Der Titel einer Ausstellung der Fotografin im Whitney Museum (1996) lautet: „I’ll Be Your Mirror“ und so spiegeln die Bilder die Zerbrechlichkeit und Ratlosigkeit der Fotografierten wider. Nan Goldin will in ihre Seele vordringen. Es scheint, als seien die Menschen, wie bei Robert Mapplethorpe, das reine Objekt der Begierde. Goldin hat einmal gesagt, sie würde mit dem Fotografieren die Zeit anhalten wollen, sie glaube, sie könne nie jemanden vergessen, wenn sie ihn nur oft genug fotografiert habe. Bei Mapplethorpe hingegen steht dieser eine, festgehaltene Moment als Sinnbild für die Vergänglichkeit. Auch Goldin’s Fotografien von Kindern stellen eine Versunkenheit dar, ein konzentriertes im-Spiel-sein. In einem Interview mit dem Kunst- und Modemagazin sleek (Winterausgabe 2010/11) betont sie, wie wichtig ihr die von ihr porträtierten Menschen sind und wie elementar es ihr erscheint, alle Facetten ihres Verlorenseins darzustellen. Goldin fühlt sich verpflichtet, die gesamte Bandbreite des Lebens zu zeigen und nicht nur seine angenehmen Seiten. Ein Fotomosaik aus neun Bildern („Alf Bold“, 1991-94/95) erzählt die Geschichte eines HIV-Kranken, hält ihn im Krankenhaus fest, zeigt besuchende Freunde mit Blumen, einen sehnsüchtigen Blick des Patienten durchs Fenster und schließlich den verloren gegangenen Kampf gegen die Krankheit, der auf dem Friedhof endet. Die Fotografin interessiert sich für die Bedingungen und Stimmungen innerhalb der Gesellschaft und insbesondere der Subkultur, für die Verhältnisse zwischen den Menschen und den existenziellen Zustand des Individuums.

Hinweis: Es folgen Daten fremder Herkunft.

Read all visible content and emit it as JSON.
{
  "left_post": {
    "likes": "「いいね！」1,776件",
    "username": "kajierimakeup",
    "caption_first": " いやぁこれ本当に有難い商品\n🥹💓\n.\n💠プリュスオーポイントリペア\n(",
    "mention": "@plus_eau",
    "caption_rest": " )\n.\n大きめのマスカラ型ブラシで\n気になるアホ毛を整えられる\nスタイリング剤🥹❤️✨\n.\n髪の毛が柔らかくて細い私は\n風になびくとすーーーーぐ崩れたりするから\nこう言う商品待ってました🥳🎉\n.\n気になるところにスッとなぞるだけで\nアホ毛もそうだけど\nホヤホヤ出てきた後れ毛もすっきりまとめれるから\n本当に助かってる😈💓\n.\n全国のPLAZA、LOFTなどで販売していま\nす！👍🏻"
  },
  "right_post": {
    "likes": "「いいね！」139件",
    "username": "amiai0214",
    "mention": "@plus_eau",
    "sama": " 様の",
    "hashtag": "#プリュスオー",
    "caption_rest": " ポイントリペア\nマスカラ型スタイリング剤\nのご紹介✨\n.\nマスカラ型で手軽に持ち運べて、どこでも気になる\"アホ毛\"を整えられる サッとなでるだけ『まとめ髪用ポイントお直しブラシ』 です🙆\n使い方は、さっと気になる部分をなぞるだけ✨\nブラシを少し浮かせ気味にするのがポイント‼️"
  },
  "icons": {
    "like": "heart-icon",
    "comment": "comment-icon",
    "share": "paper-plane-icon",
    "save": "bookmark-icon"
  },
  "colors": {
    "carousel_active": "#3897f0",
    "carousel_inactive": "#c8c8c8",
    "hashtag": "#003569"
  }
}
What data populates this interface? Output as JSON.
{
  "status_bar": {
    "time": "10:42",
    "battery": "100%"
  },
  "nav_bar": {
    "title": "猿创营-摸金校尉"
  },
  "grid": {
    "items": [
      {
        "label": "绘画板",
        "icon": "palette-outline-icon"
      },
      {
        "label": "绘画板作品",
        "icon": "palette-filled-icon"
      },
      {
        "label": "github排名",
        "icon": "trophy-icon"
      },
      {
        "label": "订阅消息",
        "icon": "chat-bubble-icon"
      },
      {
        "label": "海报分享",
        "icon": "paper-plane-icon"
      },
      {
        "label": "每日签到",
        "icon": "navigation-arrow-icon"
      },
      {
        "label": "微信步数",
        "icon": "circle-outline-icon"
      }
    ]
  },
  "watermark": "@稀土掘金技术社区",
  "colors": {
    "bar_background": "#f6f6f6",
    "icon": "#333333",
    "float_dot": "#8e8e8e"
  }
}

Die harte Realität und die Sehnsucht nach Wärme

Goldin fotografiert, so scheint es, weitgehend ohne artifizielle Beleuchtung und so leiden die Bilder mitunter an einer Unschärfe, als wollten sie das letzte Geheimnis ihrer Protagonisten nicht preisgeben. Andererseits sind die Farben durch den Mangel an künstlichem Licht warm und leuchtend und bilden einen Kontrast zur sie darstellenden kalten Realität. Im Widerspruch zur Wärme dieser Bilder stehen die 1991/92 fotografierten Spiegelporträts und Bilder in kalter Badatmosphäre, die jede Pore, jede innere Zerrissenheit ausleuchten. Nan Goldins Bilder haben in erster Linie dokumentarischen Charakter und wirken durch ihre Beiläufigkeit wie auch Konzentration auf das Objekt gleichermaßen so authentisch. Sie sind das Auffangen eines Augenblicks, das Festhalten eines Momentes im Leben von Menschen, die den Gegensatz zur polierten, nach Perfektion strebenden Bilderflut von Hochglanzmagazinen sichtbar machen und sie zugleich entlarven. Die Ausstellung ist ein Muss für jeden an zeitgenössischer Fotografie Interessierten und für jeden, der Anteil am Schicksal von Menschen sowie am wahren Leben nimmt oder wer in Gesichtern anderer Menschen gern nach Geschichten sucht.

Tipp: Nan Goldin (1987): Die Ballade von der sexuellen Abhängigkeit. Zweitausendeins: Frankfurt / Main.